Par Paul Dontigny Jr

Je réponds à une suite de commentaires "m'incriminant" sur un blogue de Monsieur René Vézina.

Certains le voient comme un éternel optimiste et moi comme un éternel pessimiste.  Dans les deux cas c'est faux ... et la seule chose qui compte réellement ici est que tous apprennent quelque chose de nos discussions. 

Je vous suggère de lire son article (cliquez ci-dessus) et les divers commentaires avant de lire ma réponse, qui peut toutefois être lue aussi sans intro :

Monsieur Vézina,

j'ai dit depuis octobre 2008 qu'il y aurait de violents rebonds de l'ordre de 10%, 20% et même 50%  et possiblement plus.  J'ai aussi dit que je n'y participerais que si je voyais qu'on réglait les sources de la crise et de la faiblesse économique et que l'on effectuait de réels changements structuraux qui règleraient les véritables problèmes. 

Ceci n'a été fait d'aucune manière, mis à part peut-être GM-Chrysler et les récentes propositions d'Obama au sujet des institutions financières. 
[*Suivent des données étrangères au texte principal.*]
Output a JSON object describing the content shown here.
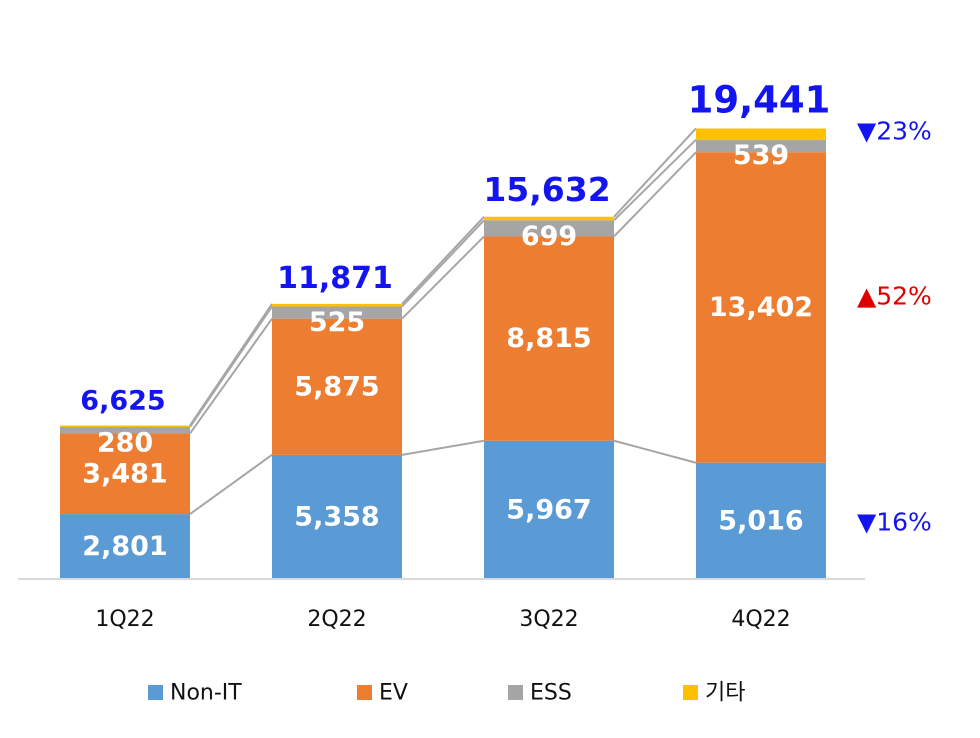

Je fais rarement des "prédictions court terme" car je connais bien mon incapacité à prédire le futur.  mais je fais parfois des commentaires avec une plus grande confiance en catégorisant le risque : comme je l'ai fait récemment en disant que le Bull Market était terminé (j'ai aussi parlé du grain de sel avec lequel prendre la précision et la synchronisation de cet énoncé - voir mes chroniques Vidéo). 

Mais là où je suis catégorique : nous avons des problèmes d'endettement pratiquement jamais égalés dans l'histoire; les pertes immobilières ne sont pas terminées; les pertes non réalisées de produits dérivés sur les bilans des institutions financières (cachées de notre vue) et de d'autres corporations sont énormes (probablement plus de 1 500$ milliards); le taux de chômage est plus élevé que ce qui est annoncé car seulement en décembre, 600 000 travailleurs sont "sortis du système et des statistiques" car ils ont excédé la période de bénéfices du chômage; le marché boursier est très cher selon les normes historiques et aussi très cher selon une évaluation économique (valeur présente des cash flow futures ajustés pour le risqué); il y a un risque systémique dans les marchés financiers et i lest probablement pire qu’il y a 2 ans …
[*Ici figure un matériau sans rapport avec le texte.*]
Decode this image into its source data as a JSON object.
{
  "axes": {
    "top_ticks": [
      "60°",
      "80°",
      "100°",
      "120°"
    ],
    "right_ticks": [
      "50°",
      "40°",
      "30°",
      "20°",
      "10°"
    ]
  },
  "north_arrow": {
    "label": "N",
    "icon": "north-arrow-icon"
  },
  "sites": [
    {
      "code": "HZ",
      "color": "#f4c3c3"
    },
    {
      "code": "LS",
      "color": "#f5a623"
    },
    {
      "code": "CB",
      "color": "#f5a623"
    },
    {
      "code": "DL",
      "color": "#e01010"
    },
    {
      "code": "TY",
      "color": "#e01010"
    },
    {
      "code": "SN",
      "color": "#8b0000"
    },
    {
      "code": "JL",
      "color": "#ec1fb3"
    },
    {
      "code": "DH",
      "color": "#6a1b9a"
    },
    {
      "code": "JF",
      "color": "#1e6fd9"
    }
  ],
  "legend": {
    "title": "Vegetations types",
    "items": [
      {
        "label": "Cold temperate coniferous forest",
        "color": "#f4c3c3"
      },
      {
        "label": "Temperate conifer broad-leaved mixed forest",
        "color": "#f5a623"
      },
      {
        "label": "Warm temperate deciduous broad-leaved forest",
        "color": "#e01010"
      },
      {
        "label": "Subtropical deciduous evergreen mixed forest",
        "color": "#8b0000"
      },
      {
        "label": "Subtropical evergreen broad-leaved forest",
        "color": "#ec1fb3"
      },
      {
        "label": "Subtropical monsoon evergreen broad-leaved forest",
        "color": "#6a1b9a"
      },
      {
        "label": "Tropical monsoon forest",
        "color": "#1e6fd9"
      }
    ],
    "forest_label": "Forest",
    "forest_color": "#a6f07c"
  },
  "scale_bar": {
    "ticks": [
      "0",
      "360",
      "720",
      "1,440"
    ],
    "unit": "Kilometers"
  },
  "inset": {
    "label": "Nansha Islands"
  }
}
Ils vont annoncer probablement vendredi matin que 800 000 pertes d’emplois doivent être ajoutés aux pertes annoncées en 2009 – cet estimé a été annoncé depuis un mois dans plusieurs lettres financières.

Dans ce contexte d’endettement et de surconsommation excessive généralisée, je peux affirmer avec confiance que le risqué est énorme et qu’il ne vaut pas la peine de spéculer dans les actions.

Je peux aussi affirmer que l’année de calendrier ne devrait pas être un critère de référence pour évaluer le succès des Investissements qui se font sur 5 ans (la stratégie doit être base sur une logique qui tient compte des scenarios possibles sur 5 ans, et des probabilités subjectives analysées par le gestionnaire que chaque scenario se produise.

J’affirme aussi que la volatilité mensuelle réalisée de la dernière année n’est jamais un estimateur statistiquement spécifié du risqué que l’on a pris un an auparavant.

Et j’affirme, je le crie, que si les investisseurs acceptaient plus de manquer le bateau plus souvent (ne pas tenter de “jouer” les rebonds ou les spéculations trop chères” ils obtiendraient à long terme de meilleurs rendements, auraient payé moins de frais et de commissions, et auraient été moins nerveux, tout en ayant réellement pris moins de risqué.

J’ajouterai que si les institution, les médias et les gouvernements acceptaient de laisser l’économie faire ses ménages de temps à autre au lieu de pousser l’illusion que nous pouvons croître indéfiniment à chaque trimestre, et que l’investisseur peut sans effort (avec un simple portefeuille 75% en actions et 25% en obligations) obtenir des rendements tels qu’il pourra remplacer 30 ans de salaire avec ses revenus de placement, si nous acceptions de modérer le pas, de prendre du recul, de bâtir des bases un peu plus solides … si on acceptait d’investir en prenant des risques d’affaires sur 5 ans au lieu de tenter de spéculer sur marge à chaque 3 ou 12 mois, alors les développements technologique et le progrès seraient aussi grands mais nous ne créerions pas de crise.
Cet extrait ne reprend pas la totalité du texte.